The 2016 cover image featured a naked man driving a team of sled dogs through a snow-covered valley. One month featured a man curled up next to musk ox named Guacamole.

Another featured Ronn Hemstock, photographed the year after he was attacked by a brown bear, in his shredded Carhartt jacket. Future calendars will feature spearfishing and a tea party with a llama, James said.

Needless to say, the scenes are quirky and full moons abound.

Work has already begun for the 2023 calendar — James completed her fifth photoshoot on a recent Sunday evening in Cooper Landing.

While operating Kenai River Dog, James’ second business that offers scenic float trips, she watched JJ Brown and his partner Amy Brodersen cart their three dogs — Stella, Gussie and Sawyer — around Cooper Landing in their yellow ‘71 Volvo Sedan as they shuttled rafts. This scene inspired her to make a photograph.

Sitting on the bow of her 16-foot cataraft, James photographed Brown, owner and guide of Kenai River Trout Anglers, as he stood shirtless in his boat, surrounded by a group of five indifferent dogs.

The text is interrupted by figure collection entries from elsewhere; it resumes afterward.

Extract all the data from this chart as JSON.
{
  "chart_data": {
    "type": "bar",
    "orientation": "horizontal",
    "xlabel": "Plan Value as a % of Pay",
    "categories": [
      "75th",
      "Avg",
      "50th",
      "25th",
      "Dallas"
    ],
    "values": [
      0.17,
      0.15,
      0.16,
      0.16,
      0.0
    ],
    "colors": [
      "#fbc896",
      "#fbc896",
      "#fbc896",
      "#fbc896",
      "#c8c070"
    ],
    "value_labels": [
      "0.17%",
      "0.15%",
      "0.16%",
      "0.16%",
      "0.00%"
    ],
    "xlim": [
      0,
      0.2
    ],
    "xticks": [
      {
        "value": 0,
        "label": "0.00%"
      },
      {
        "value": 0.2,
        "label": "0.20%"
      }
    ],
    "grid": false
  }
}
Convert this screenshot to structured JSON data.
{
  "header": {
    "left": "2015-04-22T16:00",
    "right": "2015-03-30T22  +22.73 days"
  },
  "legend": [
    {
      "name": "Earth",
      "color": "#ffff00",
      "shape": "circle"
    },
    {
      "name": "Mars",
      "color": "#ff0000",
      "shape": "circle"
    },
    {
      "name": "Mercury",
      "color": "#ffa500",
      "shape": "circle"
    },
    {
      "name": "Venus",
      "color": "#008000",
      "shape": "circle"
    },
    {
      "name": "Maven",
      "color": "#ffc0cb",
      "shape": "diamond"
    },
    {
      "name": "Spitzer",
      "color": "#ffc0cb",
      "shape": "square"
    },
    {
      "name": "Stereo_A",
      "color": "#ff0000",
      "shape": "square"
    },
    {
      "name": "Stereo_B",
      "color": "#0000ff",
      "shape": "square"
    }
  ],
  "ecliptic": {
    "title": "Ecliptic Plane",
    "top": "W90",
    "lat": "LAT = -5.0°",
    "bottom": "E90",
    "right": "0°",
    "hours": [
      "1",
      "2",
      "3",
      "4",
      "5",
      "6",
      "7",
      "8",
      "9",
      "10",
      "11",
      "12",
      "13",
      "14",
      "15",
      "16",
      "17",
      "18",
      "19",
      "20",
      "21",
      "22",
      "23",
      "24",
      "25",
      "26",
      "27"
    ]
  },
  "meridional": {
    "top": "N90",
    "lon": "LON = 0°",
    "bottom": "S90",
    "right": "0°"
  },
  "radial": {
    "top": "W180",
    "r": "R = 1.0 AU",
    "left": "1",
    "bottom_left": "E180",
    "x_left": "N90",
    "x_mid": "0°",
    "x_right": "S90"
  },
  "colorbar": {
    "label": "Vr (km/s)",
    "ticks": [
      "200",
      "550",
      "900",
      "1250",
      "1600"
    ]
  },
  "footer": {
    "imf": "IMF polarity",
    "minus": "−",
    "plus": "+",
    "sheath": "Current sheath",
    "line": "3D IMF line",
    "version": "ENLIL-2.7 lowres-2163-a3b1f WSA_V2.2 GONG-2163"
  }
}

For years James has said yes to adventures as she continues working on her calendars. Her most memorable shoot came by chance in Deadhorse and featured a naked helicopter pilot and photographer on an Arctic hillside.

“I think that one really sticks out,” she said laughing as she paddled down the turquoise water. Bright red spawning salmon swam past.

At a bend in the river anglers waded in water as a dog ran along the riverbank.

“That’s Fiona!” James said. She paddled closer to find David Maternowski and announced him as Mr. Cover Model, 2017. He laughed and waved back as he reeled his line in.

In addition to 12 months of Mountain Men, this year’s calendar also features cutout paper clothing designed by Glaser to make the calendar office-appropriate.

James dreams of selling her calendars in Deadhorse and hopes to include more diversity in the coming years. She plans to run it as long as she can and as long as interest remains.

For Mr. December— a.k.a Timothy Agnew — modeling in the calendar has been fun and a way to help represent people who look like him.

“I like what she’s doing,” he said. “I think it’s shedding a positive light on the differences of people everywhere.”

Agnew estimates temperatures were hovering between 10 and 15 degrees last year during the photoshoot in Girdwood as he posed in nothing but a Santa Claus hat and boxers.

From a bridge nearby, a small crowd gathered and watched the photoshoot.

“It made me feel good because I have a lot of friends who tell me, ‘You are representing guys our size’,” Agnew said. “You rarely see big guys out there, running around there in the middle of winter in boxers.”

James found Agnew through his Instagram page and after talking with a mutual friend decided he would be a good fit for the calendar.

“There’s a big shift going on where all body types are starting to be accepted more,” Agnew said. “There’s so much more to this place. It’s good to see... (that) represented.”